How does a one-way mirror work? Though most everyone knows that one-way mirrors exist, having students model how they work turns out to be a very effective way to develop their thinking about how visible light travels and how we see images. Initial student models in this 6th grade light and matter science unit reveal a wide variety of ideas and explanations that motivate the unit investigations that help students figure out what is going on and lead them to a deeper understanding of the world around them.
A video of an experience with a one-way mirror, gets students to organize and write down their initial ideas and then they dig in to test those ideas and figure out what is really happening. Students build a scaled box model of what they saw in the video to test out their ideas. Using two boxes combined together with a one-way mirror in between the two, students vary the presence of light in the two boxes to figure out how a one-way mirror works and improve their initial models so they accurately explain how light is reflected and transmitted through materials and the basics of how these behaviors of light result in the images we see.
As the first 6th grade science unit in the OpenSciEd program, during the course of this unit, students also develop the foundation for classroom norms for collaboration that will be important across the whole program while answering several questions.
This unit on ecosystem dynamics and biodiversity begins with students reading headlines that claim that the future of orangutans is in peril and that the purchasing of chocolate may be the cause. Students then examine the ingredients in popular chocolate candies and learn that one of these ingredients--palm oil--is grown on farms near the rainforest where orangutans live. This prompts students to develop initial models to explain how buying candy could impact orangutans.
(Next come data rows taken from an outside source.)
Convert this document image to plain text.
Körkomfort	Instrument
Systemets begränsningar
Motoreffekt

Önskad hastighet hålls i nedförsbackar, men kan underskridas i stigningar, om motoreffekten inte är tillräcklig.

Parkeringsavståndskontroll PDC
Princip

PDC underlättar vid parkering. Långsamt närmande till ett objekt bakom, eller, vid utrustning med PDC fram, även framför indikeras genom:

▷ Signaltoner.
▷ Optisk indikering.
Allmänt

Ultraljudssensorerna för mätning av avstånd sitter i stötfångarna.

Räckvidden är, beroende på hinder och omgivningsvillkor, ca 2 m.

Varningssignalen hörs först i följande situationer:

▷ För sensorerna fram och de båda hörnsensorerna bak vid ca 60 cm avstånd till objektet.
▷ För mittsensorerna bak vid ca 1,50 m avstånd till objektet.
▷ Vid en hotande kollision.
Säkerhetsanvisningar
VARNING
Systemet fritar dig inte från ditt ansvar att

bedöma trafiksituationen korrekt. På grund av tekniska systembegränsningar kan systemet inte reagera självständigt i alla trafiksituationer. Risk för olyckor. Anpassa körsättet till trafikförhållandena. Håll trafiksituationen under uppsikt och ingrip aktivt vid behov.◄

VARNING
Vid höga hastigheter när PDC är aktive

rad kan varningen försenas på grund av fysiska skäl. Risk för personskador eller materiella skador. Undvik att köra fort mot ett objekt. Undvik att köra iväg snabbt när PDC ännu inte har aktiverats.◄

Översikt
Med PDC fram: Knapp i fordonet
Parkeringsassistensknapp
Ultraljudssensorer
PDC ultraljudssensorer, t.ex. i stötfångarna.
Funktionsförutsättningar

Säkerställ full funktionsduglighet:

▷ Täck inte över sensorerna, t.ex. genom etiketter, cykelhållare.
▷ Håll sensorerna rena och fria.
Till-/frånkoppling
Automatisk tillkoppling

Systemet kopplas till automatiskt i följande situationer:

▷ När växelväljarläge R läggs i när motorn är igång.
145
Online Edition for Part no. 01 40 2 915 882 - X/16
Students spend the first lesson set better understanding the complexity of the problem, which cannot be solved with simple solutions. They will figure out that palm oil is derived from the oil palm trees that grow near the equator, and that these trees are both land-efficient and provide stable income for farmers, factors that make finding a solution to the palm oil problem more challenging. Students will establish the need for a better design for oil palm farms, which will support both orangutans and farmers. The final set of lessons engage students in investigations of alternative approaches to growing food compared to large-scale monocrop farms. Students work to design an oil palm farm that simultaneously supports orangutan populations and the income of farmers and community members.
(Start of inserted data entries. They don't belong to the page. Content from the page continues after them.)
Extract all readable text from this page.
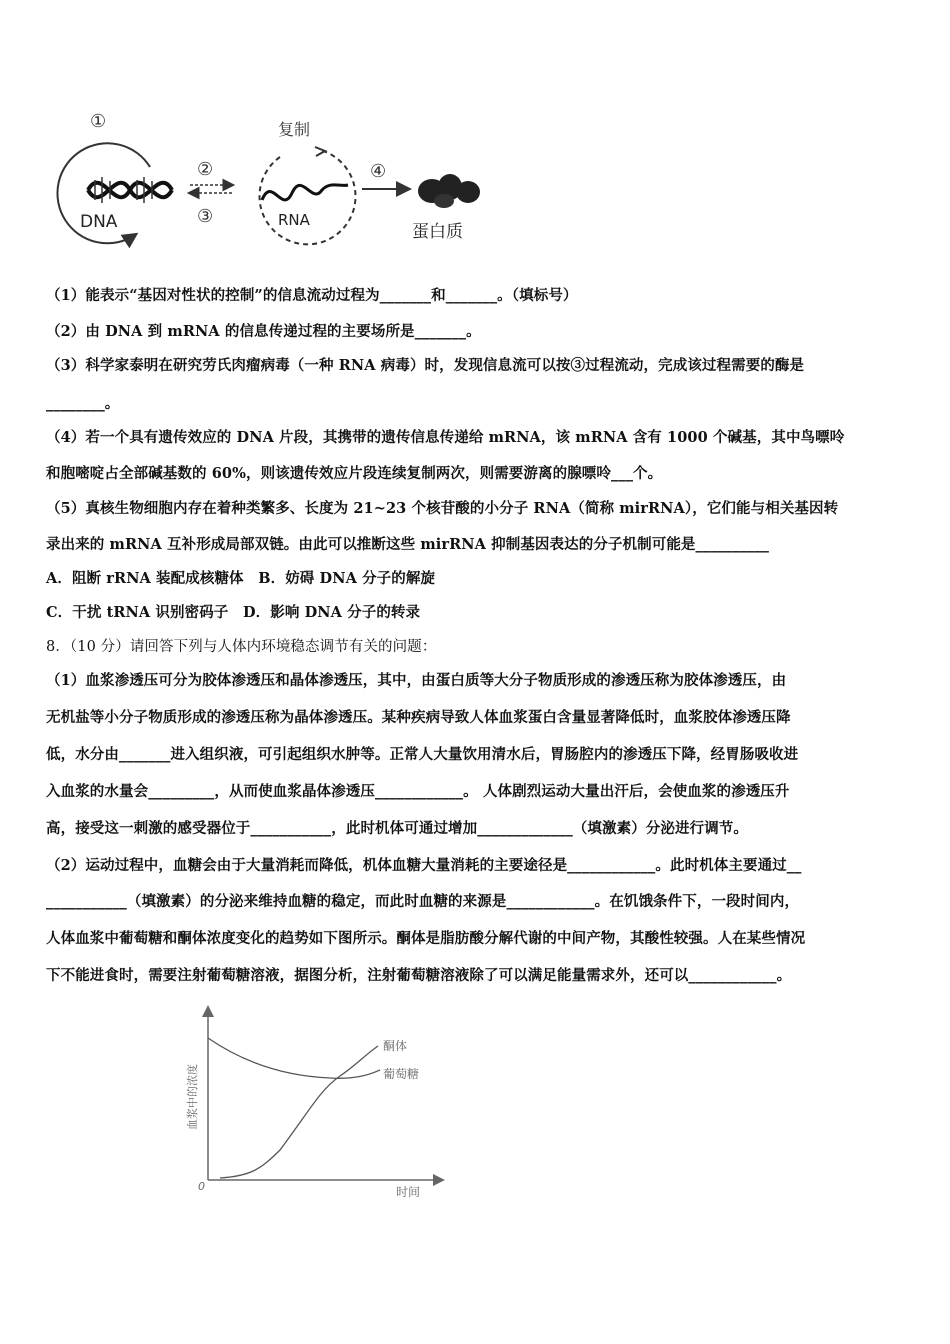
①
DNA
②
③
复制
RNA
④
蛋白质
（1）能表示“基因对性状的控制”的信息流动过程为_______和_______。（填标号）
（2）由 DNA 到 mRNA 的信息传递过程的主要场所是_______。
（3）科学家泰明在研究劳氏肉瘤病毒（一种 RNA 病毒）时，发现信息流可以按③过程流动，完成该过程需要的酶是
________。
（4）若一个具有遗传效应的 DNA 片段，其携带的遗传信息传递给 mRNA，该 mRNA 含有 1000 个碱基，其中鸟嘌呤
和胞嘧啶占全部碱基数的 60%，则该遗传效应片段连续复制两次，则需要游离的腺嘌呤___个。
（5）真核生物细胞内存在着种类繁多、长度为 21~23 个核苷酸的小分子 RNA（简称 mirRNA），它们能与相关基因转
录出来的 mRNA 互补形成局部双链。由此可以推断这些 mirRNA 抑制基因表达的分子机制可能是__________
A．阻断 rRNA 装配成核糖体　B．妨碍 DNA 分子的解旋
C．干扰 tRNA 识别密码子　D．影响 DNA 分子的转录
8．（10 分）请回答下列与人体内环境稳态调节有关的问题：
（1）血浆渗透压可分为胶体渗透压和晶体渗透压，其中，由蛋白质等大分子物质形成的渗透压称为胶体渗透压，由
无机盐等小分子物质形成的渗透压称为晶体渗透压。某种疾病导致人体血浆蛋白含量显著降低时，血浆胶体渗透压降
低，水分由_______进入组织液，可引起组织水肿等。正常人大量饮用清水后，胃肠腔内的渗透压下降，经胃肠吸收进
入血浆的水量会_________，从而使血浆晶体渗透压____________。 人体剧烈运动大量出汗后，会使血浆的渗透压升
高，接受这一刺激的感受器位于___________，此时机体可通过增加_____________（填激素）分泌进行调节。
（2）运动过程中，血糖会由于大量消耗而降低，机体血糖大量消耗的主要途径是____________。此时机体主要通过__
___________（填激素）的分泌来维持血糖的稳定，而此时血糖的来源是____________。在饥饿条件下，一段时间内，
人体血浆中葡萄糖和酮体浓度变化的趋势如下图所示。酮体是脂肪酸分解代谢的中间产物，其酸性较强。人在某些情况
下不能进食时，需要注射葡萄糖溶液，据图分析，注射葡萄糖溶液除了可以满足能量需求外，还可以____________。
0	时间
血浆中的浓度
酮体
葡萄糖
Mountains move! And there are ocean fossils on top of Mt. Everest! In this plate tectonics and rock cycling unit, students come to see that the Earth is much more active and alive than they have thought before. The unit launches with documentation of a 2015 Himalayan earthquake that shifted Mt. Everest suddenly to the southwest direction. Students also discover that Mt. Everest is steadily moving to the northeast every year and getting taller as well. Students wonder what could cause an entire mountain to move during an earthquake.
Students investigate other locations that are known to have earthquakes and they notice landforms, such as mountains and ridges that correspond to earthquake patterns. They read texts, explore earthquake and landform patterns using a data visualization tool, and study GPS data at these locations. Students develop an Earth model and study mantle convection motion to explain how Earth’s surface could move from processes below the surface. From this, students develop models to explain different ways plates collide and spread apart, ultimately explaining how Mt. Everest could move all the time in one direction, and also suddenly, in a backward motion, during an earthquake. The unit ends with students using what they have figured out about uplift and erosion to explain how a fossil was found at Mt. Everest without having to dig for it.
This unit on Earth’s resources and human impact begins with students observing news stories and headlines of drought and flood events across the United States. Students figure out that these drought and flood events are not normal and that both kinds of events seem to be related to rising temperatures. This prompts them to develop an initial model to explain how rising temperatures could cause both droughts and floods and leads students to wonder what could cause rising temperatures, too. This initial work sets students up to ask questions related to the query: How do changes in Earth’s system impact our communities and what can we do about it?
Students spend the first lesson set gathering evidence for how a change in temperature affects evaporation, precipitation, and other parts of Earth’s water system. They use evidence to support a scientific explanation that two climate variables (temperature and precipitation) are changing precipitation patterns in the case sites they investigated. Students figure out that the rising temperatures are caused by an imbalance in Earth’s carbon system, resulting in a variety of problems in different communities. The unit ends with students evaluating different kinds of solutions to these problems and how they are implemented in communities. Students work through a systematic evaluation process to consider (1) each solution’s potential to solve the carbon imbalance, (2) tradeoffs associated with solutions based on student-identified constraints, and (3) whether the solution in question makes sense for their community’s stakeholders.